Par Raymond Pédoussaut
Date de publication originale : 2023 – L’Atalante
Genres : Thriller, roman noir
Personnage principal : Evangelos Moutzouris, ancien des services de renseignements grecs
Evangelos, retraité des services de renseignements grecs, a été invité à passer les vacances de Noël chez sa fille et son gendre à Zurich. Comme la famille a décidé de revenir vivre en Grèce, sa fille lui demande de rapatrier sa voiture, une Tesla, au pays. Evangelos, qui aime bien conduire, se dit qu’il va profiter un peu de cette voiture haut de gamme en traversant l’Italie pour rejoindre ensuite l’Albanie par bateau. En Albanie, une tempête de neige se déclenche dans les monts Gramos où il se retrouve pris dans un échange de coups de feu entre la police et des terroristes. Blessé, il finit à l’hôpital. Entre-temps il a appris que sa petite-fille a disparu. Malgré sa blessure, Evangelos va mener une enquête à distance. C’est ainsi qu’il va mettre à jour les influences néfastes qui mettent sa petite-fille en danger.
L’intrigue est pour le moins touffue, pour ne pas dire inextricable. Au départ, c’est l’histoire d’un retraité qui doit ramener la voiture de sa fille de Suisse en Grèce. Pendant le trajet il apprend que sa petite-fille adorée a disparu. Jusque là tout est clair, mais ensuite une multitude d’évènements secondaires vient embrouiller le fil du récit. Nous trouvons successivement : une étrange jeune femme en hijab en Albanie, des djihadistes dans les monts Gramos, une influenceuse célèbre sur internet à Budapest, un homme en Smart (la voiture) joue un rôle important à Zurich, nous faisons connaissance d’une drôle de religieuse dans un centre islamique, nous découvrons ensuite un terrible foyer pour enfants, un chalet sinistre, un dangereux psychopathe, puis un cimetière forestier dans un petit village … J’en oublie peut-être. À tout cela s’ajoutent des apartés sur l’histoire de la Grèce. Bref, la recette a trop d’ingrédients pour qu’elle soit digeste.
Malgré ces réserves, le livre est intéressant.

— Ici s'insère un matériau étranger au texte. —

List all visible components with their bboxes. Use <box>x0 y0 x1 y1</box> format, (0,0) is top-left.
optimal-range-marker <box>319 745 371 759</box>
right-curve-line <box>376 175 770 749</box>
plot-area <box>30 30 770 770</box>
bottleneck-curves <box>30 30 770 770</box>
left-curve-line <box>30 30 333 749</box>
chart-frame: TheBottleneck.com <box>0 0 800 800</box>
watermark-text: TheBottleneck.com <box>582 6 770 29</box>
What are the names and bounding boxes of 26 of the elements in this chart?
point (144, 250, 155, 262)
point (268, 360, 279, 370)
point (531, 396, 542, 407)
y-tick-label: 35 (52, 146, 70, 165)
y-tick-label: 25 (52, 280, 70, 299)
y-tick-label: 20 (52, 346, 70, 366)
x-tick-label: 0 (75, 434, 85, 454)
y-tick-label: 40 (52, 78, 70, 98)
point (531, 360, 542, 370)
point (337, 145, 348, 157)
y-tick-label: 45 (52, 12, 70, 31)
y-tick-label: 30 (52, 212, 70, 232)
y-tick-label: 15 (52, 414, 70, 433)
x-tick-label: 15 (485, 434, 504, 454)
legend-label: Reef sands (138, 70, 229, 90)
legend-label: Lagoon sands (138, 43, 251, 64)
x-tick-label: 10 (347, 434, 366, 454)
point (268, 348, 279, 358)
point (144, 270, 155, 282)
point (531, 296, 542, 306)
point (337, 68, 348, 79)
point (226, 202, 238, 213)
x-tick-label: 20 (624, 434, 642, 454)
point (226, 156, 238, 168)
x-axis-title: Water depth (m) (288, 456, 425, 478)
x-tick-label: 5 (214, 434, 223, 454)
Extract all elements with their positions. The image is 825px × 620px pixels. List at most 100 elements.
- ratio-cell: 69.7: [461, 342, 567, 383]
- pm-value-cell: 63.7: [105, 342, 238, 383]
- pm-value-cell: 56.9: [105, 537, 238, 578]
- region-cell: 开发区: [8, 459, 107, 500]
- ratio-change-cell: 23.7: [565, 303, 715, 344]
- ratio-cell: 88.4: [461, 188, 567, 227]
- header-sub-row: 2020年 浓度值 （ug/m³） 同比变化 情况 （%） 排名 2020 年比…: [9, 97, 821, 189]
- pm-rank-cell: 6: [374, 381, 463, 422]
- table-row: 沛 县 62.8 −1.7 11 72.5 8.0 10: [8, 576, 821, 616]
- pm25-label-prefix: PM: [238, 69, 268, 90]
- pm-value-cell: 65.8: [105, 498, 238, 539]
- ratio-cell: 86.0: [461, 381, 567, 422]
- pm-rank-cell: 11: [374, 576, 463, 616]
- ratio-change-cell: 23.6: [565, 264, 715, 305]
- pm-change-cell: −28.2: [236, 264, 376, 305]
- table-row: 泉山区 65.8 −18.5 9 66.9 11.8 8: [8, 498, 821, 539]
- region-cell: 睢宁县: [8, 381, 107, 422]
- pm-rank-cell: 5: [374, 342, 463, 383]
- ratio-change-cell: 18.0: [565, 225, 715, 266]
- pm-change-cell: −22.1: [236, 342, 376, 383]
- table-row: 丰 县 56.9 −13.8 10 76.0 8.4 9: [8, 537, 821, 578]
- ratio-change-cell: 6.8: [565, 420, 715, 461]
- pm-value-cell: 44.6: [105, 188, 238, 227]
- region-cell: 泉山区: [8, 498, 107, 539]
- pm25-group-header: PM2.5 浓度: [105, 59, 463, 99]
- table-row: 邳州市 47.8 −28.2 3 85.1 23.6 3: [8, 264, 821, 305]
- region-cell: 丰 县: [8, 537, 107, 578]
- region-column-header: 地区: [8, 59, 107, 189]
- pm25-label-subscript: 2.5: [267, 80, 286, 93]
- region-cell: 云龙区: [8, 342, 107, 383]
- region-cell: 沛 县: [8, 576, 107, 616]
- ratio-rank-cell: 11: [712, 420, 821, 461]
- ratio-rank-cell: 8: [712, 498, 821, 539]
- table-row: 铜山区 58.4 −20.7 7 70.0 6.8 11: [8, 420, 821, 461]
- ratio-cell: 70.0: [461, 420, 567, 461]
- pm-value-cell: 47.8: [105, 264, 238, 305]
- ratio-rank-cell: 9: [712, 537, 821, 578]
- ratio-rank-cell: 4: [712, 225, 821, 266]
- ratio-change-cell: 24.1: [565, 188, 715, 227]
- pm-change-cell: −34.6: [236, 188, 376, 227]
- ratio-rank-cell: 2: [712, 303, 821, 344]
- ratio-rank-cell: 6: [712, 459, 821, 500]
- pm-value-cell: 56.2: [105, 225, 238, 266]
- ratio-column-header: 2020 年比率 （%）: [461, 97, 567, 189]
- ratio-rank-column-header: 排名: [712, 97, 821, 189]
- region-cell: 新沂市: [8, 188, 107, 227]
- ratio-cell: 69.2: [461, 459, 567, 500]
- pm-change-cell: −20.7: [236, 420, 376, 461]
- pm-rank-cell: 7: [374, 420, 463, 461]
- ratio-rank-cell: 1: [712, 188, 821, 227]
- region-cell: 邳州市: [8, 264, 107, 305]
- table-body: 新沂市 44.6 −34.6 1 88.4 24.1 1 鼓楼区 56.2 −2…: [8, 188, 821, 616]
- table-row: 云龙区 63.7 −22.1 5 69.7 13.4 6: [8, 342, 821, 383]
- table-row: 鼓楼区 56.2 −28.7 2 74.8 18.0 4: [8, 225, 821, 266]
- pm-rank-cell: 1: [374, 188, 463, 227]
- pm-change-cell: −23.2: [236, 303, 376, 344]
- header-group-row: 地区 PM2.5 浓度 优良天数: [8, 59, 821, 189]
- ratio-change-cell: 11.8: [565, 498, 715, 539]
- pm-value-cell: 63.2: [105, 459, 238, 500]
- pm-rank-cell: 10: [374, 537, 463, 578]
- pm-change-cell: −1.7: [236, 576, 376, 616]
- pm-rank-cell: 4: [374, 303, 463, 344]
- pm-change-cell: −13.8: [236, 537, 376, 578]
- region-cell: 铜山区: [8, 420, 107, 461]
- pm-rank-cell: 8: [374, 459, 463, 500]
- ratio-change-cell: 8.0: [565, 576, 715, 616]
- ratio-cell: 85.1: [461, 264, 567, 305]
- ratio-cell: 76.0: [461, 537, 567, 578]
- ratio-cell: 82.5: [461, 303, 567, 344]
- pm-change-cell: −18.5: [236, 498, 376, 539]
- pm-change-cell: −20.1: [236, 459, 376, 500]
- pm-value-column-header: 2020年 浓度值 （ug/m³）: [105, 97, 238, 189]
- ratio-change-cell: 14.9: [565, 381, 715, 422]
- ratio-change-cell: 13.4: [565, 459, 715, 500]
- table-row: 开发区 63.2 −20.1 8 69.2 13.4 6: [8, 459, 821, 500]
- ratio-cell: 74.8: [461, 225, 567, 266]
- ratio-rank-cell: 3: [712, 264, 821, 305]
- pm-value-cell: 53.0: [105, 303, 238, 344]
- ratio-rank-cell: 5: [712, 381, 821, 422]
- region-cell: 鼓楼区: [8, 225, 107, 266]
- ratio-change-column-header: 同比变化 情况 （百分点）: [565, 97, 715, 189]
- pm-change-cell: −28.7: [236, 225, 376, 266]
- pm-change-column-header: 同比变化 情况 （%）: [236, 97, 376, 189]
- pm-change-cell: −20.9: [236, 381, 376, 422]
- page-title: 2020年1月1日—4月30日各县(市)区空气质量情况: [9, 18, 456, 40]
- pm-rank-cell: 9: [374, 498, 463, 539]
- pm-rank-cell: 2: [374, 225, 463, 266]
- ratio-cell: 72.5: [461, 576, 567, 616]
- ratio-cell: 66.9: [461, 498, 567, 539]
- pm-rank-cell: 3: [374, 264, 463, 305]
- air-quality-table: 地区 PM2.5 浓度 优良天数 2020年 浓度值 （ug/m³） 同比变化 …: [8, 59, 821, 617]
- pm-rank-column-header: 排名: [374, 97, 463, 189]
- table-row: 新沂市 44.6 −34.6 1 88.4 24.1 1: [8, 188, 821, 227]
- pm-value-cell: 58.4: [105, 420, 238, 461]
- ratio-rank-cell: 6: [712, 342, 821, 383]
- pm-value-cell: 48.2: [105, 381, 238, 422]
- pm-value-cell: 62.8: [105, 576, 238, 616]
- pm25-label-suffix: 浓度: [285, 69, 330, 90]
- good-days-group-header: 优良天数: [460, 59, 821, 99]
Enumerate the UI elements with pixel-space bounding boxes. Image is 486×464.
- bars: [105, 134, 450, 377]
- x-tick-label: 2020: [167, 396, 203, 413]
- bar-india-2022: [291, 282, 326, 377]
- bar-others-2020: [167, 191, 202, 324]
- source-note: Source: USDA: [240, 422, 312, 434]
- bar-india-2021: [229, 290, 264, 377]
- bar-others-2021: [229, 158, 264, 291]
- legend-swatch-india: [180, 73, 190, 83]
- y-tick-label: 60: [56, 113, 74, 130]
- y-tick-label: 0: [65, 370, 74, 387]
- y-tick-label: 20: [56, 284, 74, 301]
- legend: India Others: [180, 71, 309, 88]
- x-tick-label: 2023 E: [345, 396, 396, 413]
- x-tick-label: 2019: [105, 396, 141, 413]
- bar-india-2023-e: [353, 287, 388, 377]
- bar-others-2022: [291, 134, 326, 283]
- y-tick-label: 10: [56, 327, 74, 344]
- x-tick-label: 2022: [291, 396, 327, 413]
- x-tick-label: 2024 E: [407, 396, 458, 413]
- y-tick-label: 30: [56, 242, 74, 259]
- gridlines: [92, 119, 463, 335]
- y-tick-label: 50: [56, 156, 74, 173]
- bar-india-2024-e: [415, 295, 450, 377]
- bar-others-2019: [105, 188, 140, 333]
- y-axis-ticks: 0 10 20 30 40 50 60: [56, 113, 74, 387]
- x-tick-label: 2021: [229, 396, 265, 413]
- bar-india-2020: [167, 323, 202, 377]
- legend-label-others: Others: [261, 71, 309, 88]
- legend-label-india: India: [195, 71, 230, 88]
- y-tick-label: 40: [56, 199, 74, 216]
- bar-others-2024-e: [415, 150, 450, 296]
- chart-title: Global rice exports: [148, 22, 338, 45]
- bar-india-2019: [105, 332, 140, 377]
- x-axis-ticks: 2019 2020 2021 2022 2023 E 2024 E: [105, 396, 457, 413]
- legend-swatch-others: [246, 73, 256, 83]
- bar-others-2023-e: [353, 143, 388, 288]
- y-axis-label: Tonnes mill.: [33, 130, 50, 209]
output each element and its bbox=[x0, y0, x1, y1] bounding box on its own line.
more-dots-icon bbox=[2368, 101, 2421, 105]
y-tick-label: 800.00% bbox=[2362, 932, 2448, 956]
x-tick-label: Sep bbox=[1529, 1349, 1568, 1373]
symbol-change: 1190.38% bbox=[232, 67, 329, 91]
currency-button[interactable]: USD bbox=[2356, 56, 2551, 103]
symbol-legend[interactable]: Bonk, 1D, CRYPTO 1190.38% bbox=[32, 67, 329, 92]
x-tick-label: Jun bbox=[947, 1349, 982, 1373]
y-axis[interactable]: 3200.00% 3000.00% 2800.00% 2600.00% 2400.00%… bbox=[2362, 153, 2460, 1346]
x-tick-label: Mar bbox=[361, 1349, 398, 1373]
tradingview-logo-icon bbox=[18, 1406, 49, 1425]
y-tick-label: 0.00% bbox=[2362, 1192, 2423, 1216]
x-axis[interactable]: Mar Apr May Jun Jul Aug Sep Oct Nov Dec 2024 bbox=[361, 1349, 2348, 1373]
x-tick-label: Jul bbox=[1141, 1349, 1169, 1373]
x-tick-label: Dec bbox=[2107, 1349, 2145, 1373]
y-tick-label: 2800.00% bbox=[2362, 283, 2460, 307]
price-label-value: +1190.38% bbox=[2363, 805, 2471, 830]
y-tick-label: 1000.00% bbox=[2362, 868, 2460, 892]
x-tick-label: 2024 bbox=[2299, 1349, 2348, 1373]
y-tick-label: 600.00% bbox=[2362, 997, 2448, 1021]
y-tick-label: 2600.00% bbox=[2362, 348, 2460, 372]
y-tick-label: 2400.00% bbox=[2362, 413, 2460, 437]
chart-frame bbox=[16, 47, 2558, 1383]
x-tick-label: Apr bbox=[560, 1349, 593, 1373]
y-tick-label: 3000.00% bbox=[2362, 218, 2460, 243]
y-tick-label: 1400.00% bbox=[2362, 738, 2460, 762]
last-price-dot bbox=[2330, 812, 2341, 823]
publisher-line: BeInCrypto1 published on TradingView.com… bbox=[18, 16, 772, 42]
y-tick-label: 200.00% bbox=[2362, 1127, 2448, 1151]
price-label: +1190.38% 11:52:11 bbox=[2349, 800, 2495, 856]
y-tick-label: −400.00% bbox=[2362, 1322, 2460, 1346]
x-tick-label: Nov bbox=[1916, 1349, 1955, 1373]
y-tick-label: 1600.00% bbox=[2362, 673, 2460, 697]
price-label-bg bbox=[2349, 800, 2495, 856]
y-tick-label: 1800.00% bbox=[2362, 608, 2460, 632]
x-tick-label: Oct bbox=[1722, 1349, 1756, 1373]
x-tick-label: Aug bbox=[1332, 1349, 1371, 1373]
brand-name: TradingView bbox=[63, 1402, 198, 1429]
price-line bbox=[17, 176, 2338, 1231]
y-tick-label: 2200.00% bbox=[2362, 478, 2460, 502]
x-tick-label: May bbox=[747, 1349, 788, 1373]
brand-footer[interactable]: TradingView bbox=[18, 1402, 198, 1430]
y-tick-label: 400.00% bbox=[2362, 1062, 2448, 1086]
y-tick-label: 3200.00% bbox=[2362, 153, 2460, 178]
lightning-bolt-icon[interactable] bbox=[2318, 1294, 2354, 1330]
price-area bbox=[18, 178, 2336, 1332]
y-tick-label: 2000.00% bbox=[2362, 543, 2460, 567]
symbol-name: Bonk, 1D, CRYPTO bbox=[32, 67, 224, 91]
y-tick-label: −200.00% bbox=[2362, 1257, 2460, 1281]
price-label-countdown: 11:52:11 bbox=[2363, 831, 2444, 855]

Il y a beaucoup de rythme et il est riche en péripéties (un peu trop). Il met aussi en évidence les pièges dans lesquels des jeunes en recherche d’authenticité ou de reconnaissance peuvent tomber. La jeune Zoì, petite-fille d’Evangelos, n’en évite aucun : elle passe du strass et paillettes d’une influenceuse à succès sur internet à la rigueur mortifère de l’islam radical. L’auteur fait le rapprochement avec la pédomazoma, la récolte des enfants, qui donne le titre au livre. C’était l’impôt du sang, le mode de recrutement dans l’Empire ottoman qui consistait à réquisitionner des garçons âgés de 8 à 18 ans parmi les populations chrétiennes, ils étaient ensuite convertis à l’islam et formés pour exercer des fonctions civiles ou militaires au sein de l’Empire.
On est un peu perturbé à la lecture par le tas d’évènements disparates qui s’accumulent et qui ne sont reliés entre eux que par des coïncidences heureuses. Malgré cela le livre reste prenant par son rythme effréné, par son héros humaniste, par l’explication de l’ancienne pédomazoma qui perdure aujourd’hui sous la forme moderne de l’embrigadement via internet, ainsi que par les belles descriptions de la Grèce et des Balkans.
Extrait :
Kahina Ibnouzahir se servit à son tour un verre de thé fumant, dans lequel elle trempa le bout des lèvres.
— Qu’est-ce que Zoì vous a dit après le départ de Sibel ?
— Elle était perturbée. Elle n’arrêtait pas de répéter qu’elle aurait dû s’écouter. Elle disait qu’elle voulait partir. Nous lui avons proposé de dormir ici. Je lui ai dit que nous pourrions parler de tout ça au réveil. Rien n’y a fait. Elle ne voulait pas de nos conseils.
— Mais parler de quoi ? Qu’est-ce qui la mettait dans cet état ? La rencontre avec ce photographe ?
— Encore une fois, j’ignore les détails. Je peux seulement vous dire qu’elle était écartelée entre son addiction aux réseaux sociaux et sa conversion toute récente. D’un côté, elle rêvait d’être une princesse, parée d’habits et de produits de marque. De l’autre, elle aspirait à une vie pieuse et tournée vers Dieu, selon l’exemple de Sibel et de tout ce qu’on a essayé de lui transmettre ici.
— Et le recruteur, dans tout ça ?
— Le recruteur ? C’est malheureux à dire, mais il a su répondre aux deux aspirations de Zoì. Il lui a promis une vie de princesse et le paradis des purs.